É um tema banal, popular, vulgar. A mãe, já tão gasto motivo dos cadernos poéticos e saudades, pois todos nós tivemos ou temos a mãe a saudar, a lembrar, a louvar, a chorar.
Mas Jorge Tufic é um poeta excepcional, e não foi piegas: com que realizou sua obra-prima, sonetos pós-modernos em que ele traça o perfil, o “Retrato de mãe“, de sua verdadeira mãe, ou da personagem mãe.
O livro todo está no blog
http://jorge-tufic.blogspot.com/
O pequeno livro é uma obra-prima em quinze sonetos. E começa por uma invocação.

1. Venham fios de luz, aromas vivos
misturar-se às palavras, à centelha
do louvor mais profundo deste filho
que se depura e sofre com tua ausência.
Venha o trigo do Líbano, a maçã
de que tanto falavas; venha a brisa
tecer mediterrânea esta saudade
que vem de ti quando por ti me alegro.
Que venha a primavera, saturando
vales, planícies, colorindo os montes,
noites de luar caiando os muros altos.
Venha a pedra da igreja onde ficaste
quando em febre te ardias. Venham lírios
rebrotados de ti, dos teus martírios

O que lemos aí é a invocação de um sabor (de um saber), de um elemento gustativo, a maçã, o trigo, me o visual, fios de luz, e o táctil elemento do vento, e os aromas, a paisagem, a planície, os montes e as noites, a pedra, a febre, o martírio.
É a invocação.
Venham fios de luz para tecê-la, aromas vivos para senti-la, às palavras do filho descrevê-la, proclamá-la, proferi-la.
Ler é nomear sentidos, fazê-los funcionar, dar-lhes corda, os sentidos estão e/ou partem dali. Ler é um ato de mobilidade, de por em movimentação os sentidos. Mas não todos. Não há um todo, um limite. Por isso, diz Barthes, o esquecimento crítico é um valor do texto, haverá sempre sentidos esquecidos, nunca se poderá reunir todos os sentidos na arena da rigidez de uma grelha analítica.
Na filosofia se definem falar e dizer, num certo sentido: O falar remete ao falante, o dizer remete as coisas mesmas ditas.
O poeta profere o “nome da mãe”, invoca-a. Invocada, a mãe começa a delinear-se, começa a aparecer, vem em fragmentos, pouco nítida, mas forte, sentida, ou pressentida, sim, começa ele a pintar o retrato interno da dulcíssima Mãe, mãe-primavera, mão dos vales, planícies e que logo todos nós assumimos como nossa, e quem consegue falar da própria mãe morta sem tornar-se piegas? Conjuntamente, nossa mãe síntese-simbólica, Fonte, semente e nome de nossa vida, que tudo nos deu. Tema freudiano, pois. Abismo psicológico.

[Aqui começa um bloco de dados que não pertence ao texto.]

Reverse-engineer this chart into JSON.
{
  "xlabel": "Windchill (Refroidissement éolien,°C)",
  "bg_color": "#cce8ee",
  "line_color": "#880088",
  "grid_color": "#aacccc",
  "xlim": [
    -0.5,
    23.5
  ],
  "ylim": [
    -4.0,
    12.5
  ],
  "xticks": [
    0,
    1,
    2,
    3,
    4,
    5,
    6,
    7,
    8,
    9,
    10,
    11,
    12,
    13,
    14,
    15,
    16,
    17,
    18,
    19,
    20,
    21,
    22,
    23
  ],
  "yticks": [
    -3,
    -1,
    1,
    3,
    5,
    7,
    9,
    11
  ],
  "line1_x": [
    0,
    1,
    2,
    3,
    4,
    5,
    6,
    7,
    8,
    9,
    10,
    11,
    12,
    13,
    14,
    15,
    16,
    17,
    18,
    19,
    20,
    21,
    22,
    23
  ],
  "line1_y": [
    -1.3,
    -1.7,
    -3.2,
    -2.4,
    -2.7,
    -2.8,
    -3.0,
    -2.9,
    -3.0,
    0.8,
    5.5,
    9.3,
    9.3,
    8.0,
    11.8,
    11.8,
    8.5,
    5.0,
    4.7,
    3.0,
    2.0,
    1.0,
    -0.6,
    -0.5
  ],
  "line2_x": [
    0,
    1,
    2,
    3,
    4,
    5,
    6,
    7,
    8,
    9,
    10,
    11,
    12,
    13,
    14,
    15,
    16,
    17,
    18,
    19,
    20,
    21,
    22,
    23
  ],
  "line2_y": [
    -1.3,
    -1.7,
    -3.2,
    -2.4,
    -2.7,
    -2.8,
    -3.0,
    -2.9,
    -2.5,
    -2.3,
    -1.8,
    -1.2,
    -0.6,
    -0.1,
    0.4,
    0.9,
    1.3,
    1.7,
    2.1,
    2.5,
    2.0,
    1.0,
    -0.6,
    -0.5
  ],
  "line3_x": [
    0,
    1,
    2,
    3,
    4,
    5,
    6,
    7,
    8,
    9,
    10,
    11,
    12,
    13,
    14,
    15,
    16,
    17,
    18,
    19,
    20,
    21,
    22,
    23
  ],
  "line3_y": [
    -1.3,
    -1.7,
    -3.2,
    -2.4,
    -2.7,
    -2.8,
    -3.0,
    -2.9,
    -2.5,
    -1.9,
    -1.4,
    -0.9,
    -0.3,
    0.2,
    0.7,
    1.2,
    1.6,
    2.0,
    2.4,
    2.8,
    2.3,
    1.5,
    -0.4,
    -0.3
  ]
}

No segundo soneto aparece D. Ramón Angel Jara, Bispo de La Serena, Chile, citado no texto, onde há citações, pós-modernidades.
O autor aí diz: “Calma, não chore, é apenas literatura”.
A descrição, o retrato começa pelos cabelos, tranças, a voz, a lembrança. A fonte do pão, do leite, da flor, do fruto. Mãe que é para “amar depois de perder”, como no verso de Drummond. Na verdade, Tufic só de lembrá-la um soluço arrebenta-nos a crítica.